CVE-2026-12761

cyberlord92 · miniOrange Social Login and Register

The miniOrange Social Login and Register plugin for WordPress is vulnerable to unauthenticated account takeover via flawed OAuth email validation and predictable OTP transaction hashing.

Executive summary

An unauthenticated account takeover vulnerability in the miniOrange Social Login and Register plugin allows attackers to gain full administrative access to WordPress sites.

Vulnerability

This vulnerability allows unauthenticated attackers to manipulate the Profile Completion flow by supplying an arbitrary email address and cracking a predictable OTP token hash to authenticate as any user, including administrators.

Business impact

Successful exploitation results in full administrative compromise of the WordPress instance. Given the CVSS score of 9.8, this represents a critical risk, as an attacker can gain complete control over the site, modify content, inject malicious scripts, or exfiltrate sensitive user data, leading to severe reputational damage and potential regulatory non-compliance.

Remediation

Immediate Action: Update the miniOrange Social Login and Register plugin to the latest available version immediately.

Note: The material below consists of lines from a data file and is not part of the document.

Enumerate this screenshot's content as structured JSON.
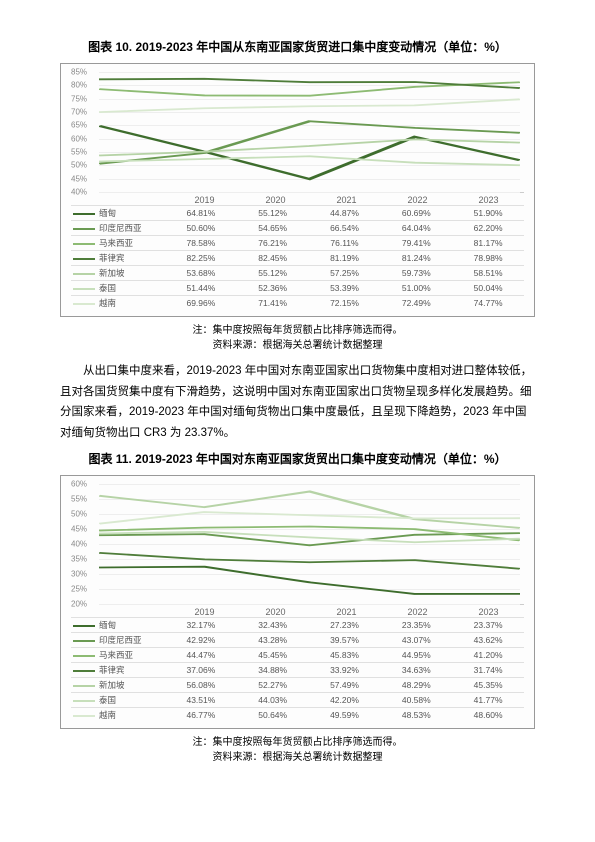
{
  "chart10": {
    "type": "line",
    "title": "图表 10. 2019-2023 年中国从东南亚国家货贸进口集中度变动情况（单位：%）",
    "years": [
      "2019",
      "2020",
      "2021",
      "2022",
      "2023"
    ],
    "ylim": [
      40,
      85
    ],
    "ytick_step": 5,
    "grid_color": "#eeeeee",
    "label_color": "#888888",
    "series": [
      {
        "name": "缅甸",
        "color": "#3e6d2d",
        "values": [
          64.81,
          55.12,
          44.87,
          60.69,
          51.9
        ]
      },
      {
        "name": "印度尼西亚",
        "color": "#6a9a52",
        "values": [
          50.6,
          54.65,
          66.54,
          64.04,
          62.2
        ]
      },
      {
        "name": "马来西亚",
        "color": "#8dbb73",
        "values": [
          78.58,
          76.21,
          76.11,
          79.41,
          81.17
        ]
      },
      {
        "name": "菲律宾",
        "color": "#4f7d3a",
        "values": [
          82.25,
          82.45,
          81.19,
          81.24,
          78.98
        ]
      },
      {
        "name": "新加坡",
        "color": "#b6d3a6",
        "values": [
          53.68,
          55.12,
          57.25,
          59.73,
          58.51
        ]
      },
      {
        "name": "泰国",
        "color": "#c7dfbb",
        "values": [
          51.44,
          52.36,
          53.39,
          51.0,
          50.04
        ]
      },
      {
        "name": "越南",
        "color": "#d9e9d0",
        "values": [
          69.96,
          71.41,
          72.15,
          72.49,
          74.77
        ]
      }
    ],
    "note": "注：集中度按照每年货贸额占比排序筛选而得。",
    "source": "资料来源：根据海关总署统计数据整理"
  },
  "paragraph": "从出口集中度来看，2019-2023 年中国对东南亚国家出口货物集中度相对进口整体较低，且对各国货贸集中度有下滑趋势，这说明中国对东南亚国家出口货物呈现多样化发展趋势。细分国家来看，2019-2023 年中国对缅甸货物出口集中度最低，且呈现下降趋势，2023 年中国对缅甸货物出口 CR3 为 23.37%。",
  "chart11": {
    "type": "line",
    "title": "图表 11. 2019-2023 年中国对东南亚国家货贸出口集中度变动情况（单位：%）",
    "years": [
      "2019",
      "2020",
      "2021",
      "2022",
      "2023"
    ],
    "ylim": [
      20,
      60
    ],
    "ytick_step": 5,
    "grid_color": "#eeeeee",
    "label_color": "#888888",
    "series": [
      {
        "name": "缅甸",
        "color": "#3e6d2d",
        "values": [
          32.17,
          32.43,
          27.23,
          23.35,
          23.37
        ]
      },
      {
        "name": "印度尼西亚",
        "color": "#6a9a52",
        "values": [
          42.92,
          43.28,
          39.57,
          43.07,
          43.62
        ]
      },
      {
        "name": "马来西亚",
        "color": "#8dbb73",
        "values": [
          44.47,
          45.45,
          45.83,
          44.95,
          41.2
        ]
      },
      {
        "name": "菲律宾",
        "color": "#4f7d3a",
        "values": [
          37.06,
          34.88,
          33.92,
          34.63,
          31.74
        ]
      },
      {
        "name": "新加坡",
        "color": "#b6d3a6",
        "values": [
          56.08,
          52.27,
          57.49,
          48.29,
          45.35
        ]
      },
      {
        "name": "泰国",
        "color": "#c7dfbb",
        "values": [
          43.51,
          44.03,
          42.2,
          40.58,
          41.77
        ]
      },
      {
        "name": "越南",
        "color": "#d9e9d0",
        "values": [
          46.77,
          50.64,
          49.59,
          48.53,
          48.6
        ]
      }
    ],
    "note": "注：集中度按照每年货贸额占比排序筛选而得。",
    "source": "资料来源：根据海关总署统计数据整理"
  }
}
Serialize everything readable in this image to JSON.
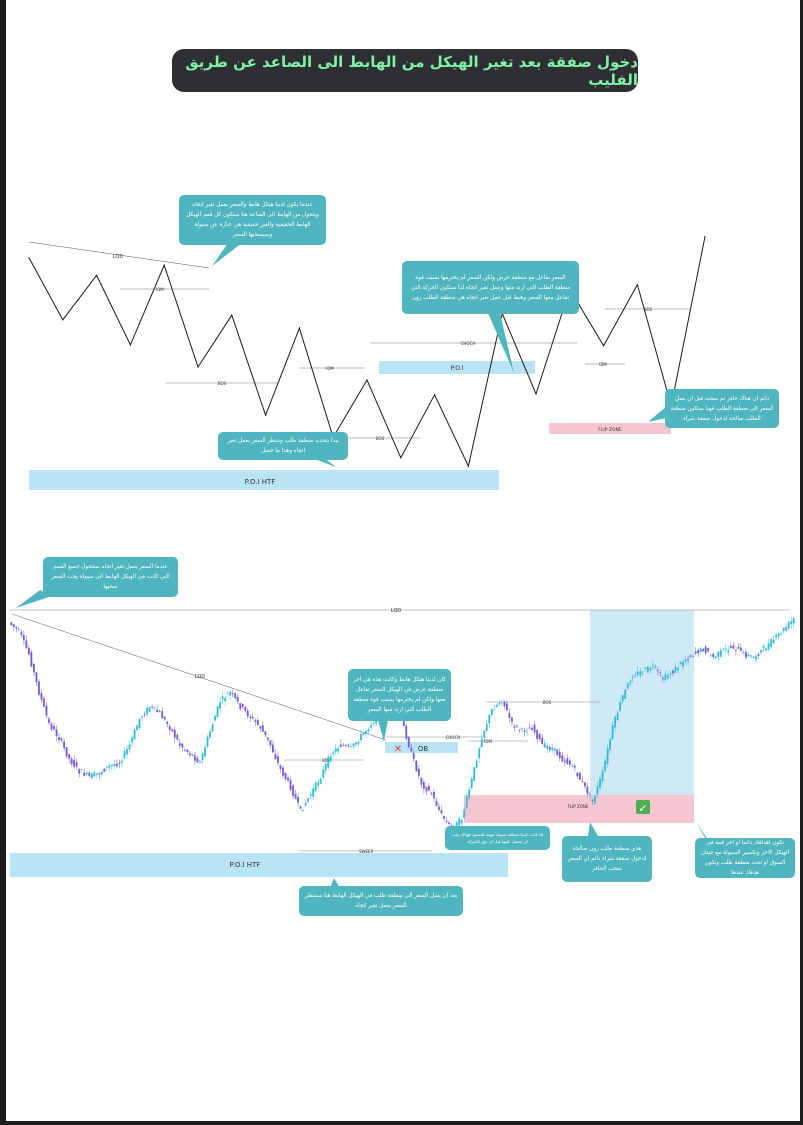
{
  "title": "دخول صفقة بعد تغير الهيكل من الهابط الى الصاعد عن طريق الفليب",
  "colors": {
    "title_bg": "#2d2f33",
    "title_text": "#7ff0a6",
    "callout_bg": "#4fb5bf",
    "poi_zone": "#b9e4f5",
    "flip_zone": "#f7c6d3",
    "bull_candle": "#2ec4d8",
    "bear_candle": "#7a5ad6",
    "target_zone": "#cfeaf6"
  },
  "top_diagram": {
    "labels": {
      "lqd": "LQD",
      "idm_1": "IDM",
      "bos_1": "BOS",
      "idm_2": "IDM",
      "bos_2": "BOS",
      "choch": "CHOCH",
      "poi": "P.O.I",
      "flip_zone": "FLIP ZONE",
      "idm_3": "IDM",
      "bos_3": "BOS",
      "poi_htf": "P.O.I  HTF"
    },
    "callouts": [
      {
        "id": "c1",
        "text": "عندما يكون لدينا هيكل هابط والسعر يعمل تغير اتجاه ويتحول من الهابط الى الصاعد هنا ستكون كل قمم الهيكل الهابط الحقيقية والغير حقيقية هي عبارة عن سيولة وسيسحبها السعر"
      },
      {
        "id": "c2",
        "text": "السعر تفاعل مع منطقة عرض ولكن السعر لم يحترمها بسبب قوة منطقة الطلب التي ارتد منها وعمل تغير اتجاه لذا ستكون الحركة التي تفاعل معها السعر وهبط قبل عمل تغير اتجاه هي منطقة الطلب زون"
      },
      {
        "id": "c3",
        "text": "دائم ان هناك حافز تم سحبه قبل ان يصل السعر الى منطقة الطلب فهنا ستكون منطقة الطلب صالحة لدخول صفقة شراء"
      },
      {
        "id": "c4",
        "text": "نبدأ بتحديد منطقة طلب وننتظر السعر يعمل تغير اتجاه وهذا ما حصل"
      }
    ]
  },
  "bottom_chart": {
    "labels": {
      "lqd_top": "LQD",
      "lqd_diag": "LQD",
      "idm_1": "IDM",
      "choch": "CHOCH",
      "ob": "OB",
      "sweep": "SWEEP",
      "idm_2": "IDM",
      "bos": "BOS",
      "flip_zone": "FLIP ZONE",
      "poi_htf": "P.O.I  HTF",
      "cross_mark": "✕",
      "check_mark": "✓"
    },
    "callouts": [
      {
        "id": "b1",
        "text": "عندما السعر يعمل تغير اتجاه ستتحول جميع القمم التي كانت في الهيكل الهابط الى سيولة يجب السعر سحبها"
      },
      {
        "id": "b2",
        "text": "كان لدينا هيكل هابط وكانت هذه هي اخر منطقة عرض في الهيكل السعر تفاعل معها ولكن لم يحترمها بسبب قوة منطقة الطلب التي ارتد منها السعر"
      },
      {
        "id": "b3",
        "text": "لذا كانت لدينا منطقة سيولة مهمة للصعود فهناك يجب ان يحصل عليها قبل ان نثق بالحركة"
      },
      {
        "id": "b4",
        "text": "هذي منطقة طلب زون صالحة لدخول صفقة شراء دائم ان السعر سحب الحافز"
      },
      {
        "id": "b5",
        "text": "تكون اهدافك دائما او اخر قمة في الهيكل الاخر وتكسير السيولة مع حيتان السوق او تحدد منطقة طلب ويكون هدفك عندها"
      },
      {
        "id": "b6",
        "text": "بعد ان يصل السعر الى منطقة طلب في الهيكل الهابط هنا سننتظر السعر يعمل تغير اتجاه"
      }
    ]
  },
  "chart_data": [
    {
      "type": "line",
      "x": [
        0,
        1,
        2,
        3,
        4,
        5,
        6,
        7,
        8,
        9,
        10,
        11,
        12,
        13,
        14,
        15,
        16,
        17,
        18,
        19,
        20
      ],
      "values": [
        100,
        33,
        81,
        6,
        92,
        -18,
        38,
        -70,
        24,
        -94,
        -32,
        -116,
        -48,
        -125,
        40,
        -47,
        66,
        5,
        71,
        -60,
        123
      ],
      "ylim": [
        -140,
        130
      ]
    },
    {
      "type": "line",
      "x": [
        0,
        10,
        20,
        30,
        40,
        50,
        60,
        70,
        80,
        90,
        100,
        110,
        120,
        130,
        140,
        150,
        160,
        170,
        180,
        190,
        200,
        210,
        220,
        230,
        240,
        250,
        260,
        270,
        280,
        290,
        300,
        310,
        320,
        330,
        340,
        350,
        360,
        370,
        380,
        390,
        400,
        410,
        420,
        430,
        440,
        450,
        460,
        470,
        480,
        490,
        500,
        510,
        520,
        530,
        540,
        550,
        560,
        570,
        580,
        590,
        600,
        610,
        620,
        630,
        640,
        650,
        660,
        670,
        680,
        690,
        700,
        710,
        720,
        730,
        740,
        750,
        760,
        770,
        780
      ],
      "values": [
        100,
        95,
        82,
        60,
        42,
        34,
        22,
        15,
        12,
        14,
        18,
        20,
        30,
        45,
        52,
        48,
        40,
        30,
        25,
        20,
        38,
        55,
        60,
        52,
        46,
        40,
        30,
        16,
        6,
        -8,
        2,
        12,
        25,
        30,
        28,
        35,
        42,
        50,
        54,
        45,
        25,
        8,
        2,
        -10,
        -18,
        -12,
        10,
        35,
        50,
        56,
        42,
        38,
        40,
        30,
        28,
        22,
        18,
        8,
        -2,
        14,
        40,
        58,
        70,
        72,
        75,
        68,
        72,
        78,
        82,
        85,
        80,
        84,
        86,
        82,
        80,
        85,
        90,
        96,
        102
      ],
      "ylim": [
        -30,
        110
      ]
    }
  ]
}
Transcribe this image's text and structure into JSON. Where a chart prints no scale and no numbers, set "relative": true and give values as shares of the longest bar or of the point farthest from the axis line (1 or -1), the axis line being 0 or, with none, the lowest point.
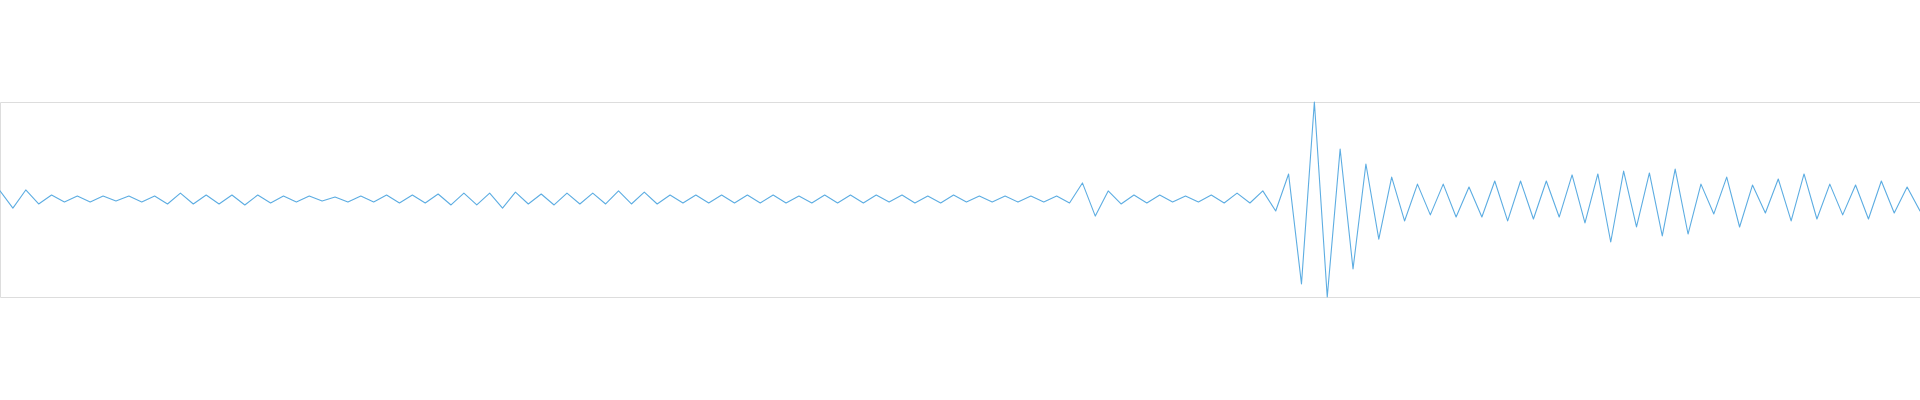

Proactive Monitoring: Review WordPress user account logs for unexpected administrative account creations or unauthorized password resets.

Compensating Controls: Implement a Web Application Firewall (WAF) with rules designed to block suspicious POST requests to the profile completion and OTP validation endpoints.

Exploitation status

Public Exploit Available: false

Analyst recommendation

This vulnerability poses a critical threat to the integrity and security of the affected WordPress environment. Administrators must prioritize updating this plugin to the latest version to close the authentication bypass vector and prevent unauthorized administrative access.